Posted by fidest press agency su giovedì, 27 settembre 2012

The image of Italian actor and dramatist, Edua...

The image of Italian actor and dramatist, Eduardo De Filippo (1900-1984) (Photo credit: Wikipedia)

Caro Rosario, Non nascondo la mia preoccupazione per il come vanno le cose in politica. Qui rischiamo che, per le prossime elezioni, si vada a finire solo con una gran confusione e il rischio di ingovernabilità diventa molto serio. Il primo sconcerto deriva dalla sfacciataggine di chi è stato colto con le mani nella marmellata e dichiara, negando l’evidenza. che non è vero. Questi signori non hanno nemmeno il pudore di tacere. Denota una decadenza dei costumi che si amplia sempre di più provocando quell’effetto domino che per gli onesti significa allontanarsi maggiormente dalla politica e dai loro faccendieri. Da qui deriva l’altra preoccupazione è che la “qualità” dei candidati cali ulteriormente.
Cosa possiamo fare noi per arginare questa valanga che nel suo precipitare a valle coinvolge tutti nel bene e nel male? Credo che a questo punto prevalga la necessità che le candidature, che i partiti propongono agli elettori, siano “testate” da un garante che validi la moralità e la serietà dei soggetti presentati. Ma chi potrebbe essere? D’altra parte non siamo degli “sceriffi” che indagano sugli eventuali scheletri nell’armadio di chi si presenta apparentemente pulito ed invece ha ben nascoste le sue malefatte. A questo punto si dovrebbe richiedere una sorta di “patto d’onore” impegnando il candidato eletto a dimettersi se dovessero venire a galla degli illeciti. Ma vorrei aggiungere qualcosa di più. Sino ad oggi abbiamo capito che le candidature, per lo più, presuppongono un facile arricchimento, una volta eletti. Ma se stabiliamo che l’indennità non debba superare una certa soglia e che tutto debba essere certificato pubblicamente compresi i redditi personali ritengo che sarebbe una iniziativa in grado di scoraggiare molti tra i vari faccendieri di professione.
Come dire: il gioco non vale la candela soprattutto se gli accertamenti fossero immediati e le pene severe e definitive. In altri termini occorre dare un segnale forte e chiaro ma temo che i partiti oggi non siano ancora consapevoli di tale necessità. E da qui la mia preoccupazione ritorna a riprendere fiato sempre più gravida di scenari tenebrosi. E le sceneggiate di questi giorni lo dimostrano, purtroppo.
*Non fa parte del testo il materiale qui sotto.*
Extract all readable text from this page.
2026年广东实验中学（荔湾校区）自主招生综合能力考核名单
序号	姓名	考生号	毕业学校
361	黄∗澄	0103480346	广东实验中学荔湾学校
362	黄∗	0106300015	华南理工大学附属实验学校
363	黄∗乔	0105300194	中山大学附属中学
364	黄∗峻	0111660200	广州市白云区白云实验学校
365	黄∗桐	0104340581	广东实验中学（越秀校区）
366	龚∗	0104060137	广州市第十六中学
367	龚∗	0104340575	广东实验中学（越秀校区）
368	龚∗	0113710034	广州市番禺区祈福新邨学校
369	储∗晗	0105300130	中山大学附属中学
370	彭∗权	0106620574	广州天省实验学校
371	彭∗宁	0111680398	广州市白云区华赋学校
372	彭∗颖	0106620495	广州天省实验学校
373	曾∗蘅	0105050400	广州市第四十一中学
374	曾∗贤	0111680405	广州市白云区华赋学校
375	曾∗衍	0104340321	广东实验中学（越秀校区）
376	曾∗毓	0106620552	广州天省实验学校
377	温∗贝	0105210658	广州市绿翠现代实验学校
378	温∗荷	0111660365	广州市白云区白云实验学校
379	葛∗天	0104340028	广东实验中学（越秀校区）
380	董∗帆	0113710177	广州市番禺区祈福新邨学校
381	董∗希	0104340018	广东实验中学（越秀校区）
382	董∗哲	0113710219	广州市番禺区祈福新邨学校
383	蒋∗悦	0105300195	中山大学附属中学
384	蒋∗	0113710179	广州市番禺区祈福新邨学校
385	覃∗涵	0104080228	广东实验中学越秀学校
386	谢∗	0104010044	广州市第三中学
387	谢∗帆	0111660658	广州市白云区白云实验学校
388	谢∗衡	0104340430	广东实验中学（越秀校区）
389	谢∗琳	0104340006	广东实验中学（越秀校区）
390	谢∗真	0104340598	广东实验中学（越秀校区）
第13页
Possibile che non siamo in grado di capire i guasti provocati da trenta anni a questa parte da una classe politica solo interessata ad arricchirsi con il denaro pubblico ed è stata solo capace di generare un debito sovrano da capogiro? Possibile che non si ravveda e si renda conto che con questo andazzo stiamo recitando il de profundis alla democrazia se si pensa che oggi il 50% dell’elettorato cerca di dissociarsene non andando a votare o votando scheda bianca? E che il restante 50%, a parte le frange affaristiche, si presenta alle urne turandosi il naso per la puzza che emanano certe scelte rivoltanti e cercano di salvare il salvabile ammesso che ci sia ancora qualcosa da salvare. Sono troppo pessimista? Ho perso la speranza? Dovrei dire con Eduardo de Filippo: la speranza è na’ fetenzia? (Riccardo Alfonso http://www.fidest.it)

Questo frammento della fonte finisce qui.